Both level and reverse driveway homes have the exact same relative internal floor plan. The lowest level is a subbasement, 1/2 floor BELOW the garage. Generally with small windows high on the walls, just at ground level. Or window wells. Up 7 or so steps from the subbasement is a family room and 1/2 bath on the same level as the garage. Up 1/2 flight are the living/dining rooms and kitchen. Up 7 more steps is the bedroom/bathroom level - with one or 2 bedrooms directly above the garage.
If the homes with level drives did not have a subbasement, NO PART WOULD BE BELOW GRADE. I walk directly out of my lower level family room onto our ground-level back yard.
I wonder at the reason for the confusion - or if there really is confusion, as I am sitting in the living room of just such a house as I type this. The interior photos on the links I attached should show the interior configuration.
The driveway provides a completely non-absorbent path for rain & snowmelt to flow into the garage, attacking the house structure from the interior.
The OP lives in greater Chicago, where substantially all houses have basements and hence have walls that begin below grade at least a couple feet, and maybe 10 feet. Having the grade, be it concrete, or dirt, or grass slope towards the house greatly increases the likelihood of water intrusion problems. Having a paved driveway slope towards the house is building a freeway to problems, not just a cowpath to problems.
I’m in that area (Chicago’s western suburbs), and there are a handful of such houses in my neighborhood. All of them are probably 1950s or 1960s vintage. Property lots, in general, are pretty narrow in my neighborhood, and I imagine that, as others have suggested, it’s a way to include a garage in a house design while maximizing available square footage in the house (by having a living space above the garage).
(For what it’s worth, this neighborhood also has alleys behind all the houses, and 90+% of the houses have freestanding garages in their back yards, opening into the alleys.)
But, this area is also flat as a pancake, and has a long reputation for having basements flood during periods of heavy rain. I have to believe that, as @LSLGuy says, having a paved driveway which directs water towards your house would just add to the flooding issues, as well as being annoying-to-problematic for driving into and out of your garage in snowy or icy conditions.
2 reasons come to mind: one is to diminish the look of the garage doors and try to improve the curb appeal, the second is to minimize the steps up to the main level(s) of the house.

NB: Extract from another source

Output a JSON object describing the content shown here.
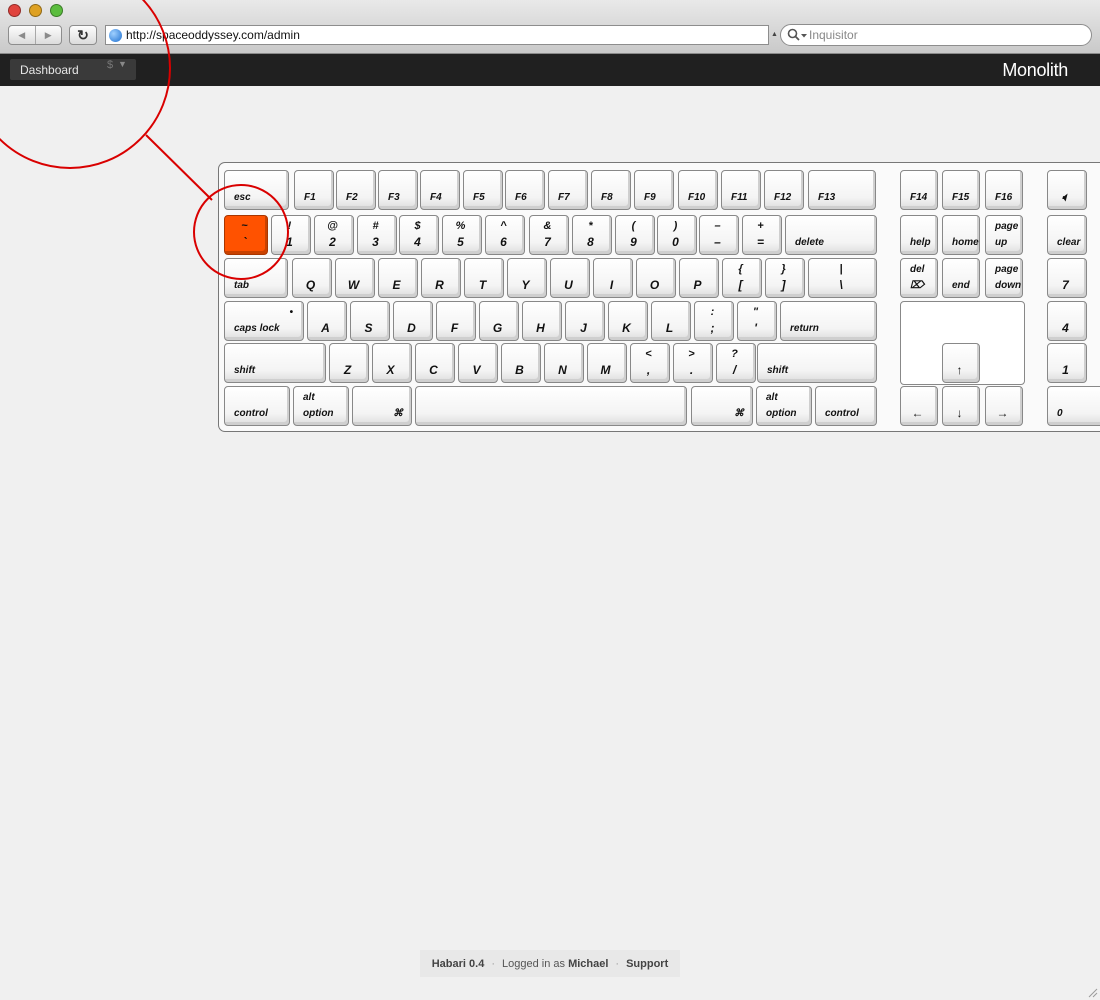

Overall it is generally a manageable negative though one thing I would be concerned about is slipping on ice into the garage and perhaps into the sides, not just the door/ open door area. All my houses have had the opposite slant, and there are times I (quite purposely) slid onto the street, or took a run at it to get up. With an inverted ramp I would tend not to use it unless I knew it was OK, though that is a rare happening.